Si le résultat esthétique de ces compressions de coûts de production est discutable, l’efficacité économique est avérée. Grâce aux analyses minéralogiques, pétrographiques et chimiques menées par Gisela Thierrin-Michael, on a pu caractériser cette production très particulière, ce qui a permis de l’identifier à l’œil nu, de la reconnaître par la suite sans analyses et ainsi d’évaluer sa présence, ainsi que son poids économique au sein des corpus abondants de céramique d’usage de l’époque moderne. Le rayon de chalandise est important, des poteries de Bonfol étant attestées soit par les documents soit par le mobilier archéologique dans presque toute la Suisse, dans le sud de l’Allemagne et en France de l’Est. Pour preuve, par exemple, le règlement du marché de la ville de Fribourg (Suisse) qui fait exception pour l’accès à la vente aux potiers de Bonfol, seuls étrangers admis car ils fournissent une marchandise recherchée qui ne peut être produite ailleurs. L’écoulement des produits jusqu’à la clientèle était assuré par des colporteurs et colporteuses se déplaçant parfois par familles entières, et sur les foires des grandes villes, par des marchands. Ce succès ne fait pas de ces modestes artisans des citoyens riches ou reconnus (la mode n’étant pas encore à la reconnaissance sociale par la production, d’ailleurs jusqu’à présent une seule pièce signée est connue, au Musée national suisse). Leur labeur n’a pas pu enrayer leur pauvreté, ce que montrent à loisir les inventaires après-décès, mais il leur a garanti leur indépendance, ce qui semble avoir eu plus d’importance à leurs yeux.

Cruche tripode de Bonfol. Hauteur : 26 cm. Fin 18e-début 19e siècle. Porrentruy-Grand’Fin. Collection Office de la culture de la République et Canton du Jura-Section d’archéologie. Photo : OCC-SAP, Bernard Migy.

Gamme de produits fabriqués

D’une manière générale, la poterie de Bonfol se caractérise par sa couleur brun-ocre chaude résultant de l’application d’une glaçure transparente jaune directement sur une argile cuisant rouge en raison de la présence d’oxyde de fer (jaune + rouge=brun), sans ajout d’un engobe intermédiaire destiné à masquer la couleur de la terre. Les cassures révèlent un dégraissant abondant (entre 20 et 30% du volume), siliceux, dont les plus gros grains dépassent rarement les 2 mm. Ce dégraissant est composé surtout de quartz et de nodules argileux ferrugineux de grande taille et de couleur vive rouge-brun, accessoirement de feldspath potassique, plagioclase, mica ou hornblende, le tout dans une matrice souvent fibreuse..

Plat à röstis de Bonfol. Diamètre : 31cm.

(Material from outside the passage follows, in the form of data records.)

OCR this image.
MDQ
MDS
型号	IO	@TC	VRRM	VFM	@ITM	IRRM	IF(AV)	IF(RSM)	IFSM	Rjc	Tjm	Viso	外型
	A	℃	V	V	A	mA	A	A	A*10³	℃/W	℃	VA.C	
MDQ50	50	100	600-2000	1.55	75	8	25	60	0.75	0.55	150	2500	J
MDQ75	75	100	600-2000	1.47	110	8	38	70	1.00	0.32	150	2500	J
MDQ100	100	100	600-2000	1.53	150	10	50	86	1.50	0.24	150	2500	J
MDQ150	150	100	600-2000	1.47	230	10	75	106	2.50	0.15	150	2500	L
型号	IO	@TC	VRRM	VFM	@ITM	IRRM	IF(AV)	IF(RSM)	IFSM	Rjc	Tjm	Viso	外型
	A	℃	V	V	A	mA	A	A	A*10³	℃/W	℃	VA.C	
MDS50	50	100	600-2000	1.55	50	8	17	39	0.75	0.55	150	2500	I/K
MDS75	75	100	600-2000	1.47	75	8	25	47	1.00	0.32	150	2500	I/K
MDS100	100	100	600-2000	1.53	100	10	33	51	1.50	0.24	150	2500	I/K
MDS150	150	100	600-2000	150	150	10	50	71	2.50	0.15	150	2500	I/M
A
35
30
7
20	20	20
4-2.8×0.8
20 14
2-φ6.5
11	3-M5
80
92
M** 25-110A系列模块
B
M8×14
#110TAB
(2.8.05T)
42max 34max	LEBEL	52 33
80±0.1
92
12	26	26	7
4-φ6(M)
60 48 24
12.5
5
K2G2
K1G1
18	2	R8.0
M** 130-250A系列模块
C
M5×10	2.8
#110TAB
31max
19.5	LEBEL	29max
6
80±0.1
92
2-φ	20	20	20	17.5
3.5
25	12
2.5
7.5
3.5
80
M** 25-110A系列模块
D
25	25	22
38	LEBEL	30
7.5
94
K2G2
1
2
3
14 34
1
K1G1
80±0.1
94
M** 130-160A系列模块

Porrentruy-Grand’Fin. Fin du 18e-début du 19e siècle. Collection Office de la culture de la République et Canton du Jura-Section d’archéologie. Photo : OCC-SAP, Bernard Migy.

La vaisselle de cuisson et de stockage est dépourvue de décor. En revanche, la vaisselle de table, ou encore les pots de chambre, portent systématiquement un décor à base de barbotine cuisant blanc, posé au barolet. Ce dernier apparaît jaune sous la glaçure jaune. Il est parfois rehaussé de glaçure verte ou brun foncé. Le décor en creux est extrêmement rare.

Caquelon tripode à poignée creuse de Bonfol. Diamètre 24 cm. Porrentruy-Grand’Fin. Fin du 18e-début du 19e siècle. Collection Office de la culture de la République et Canton du Jura-Section d’archéologie. Photo : OCC-SAP, Bernard Migy.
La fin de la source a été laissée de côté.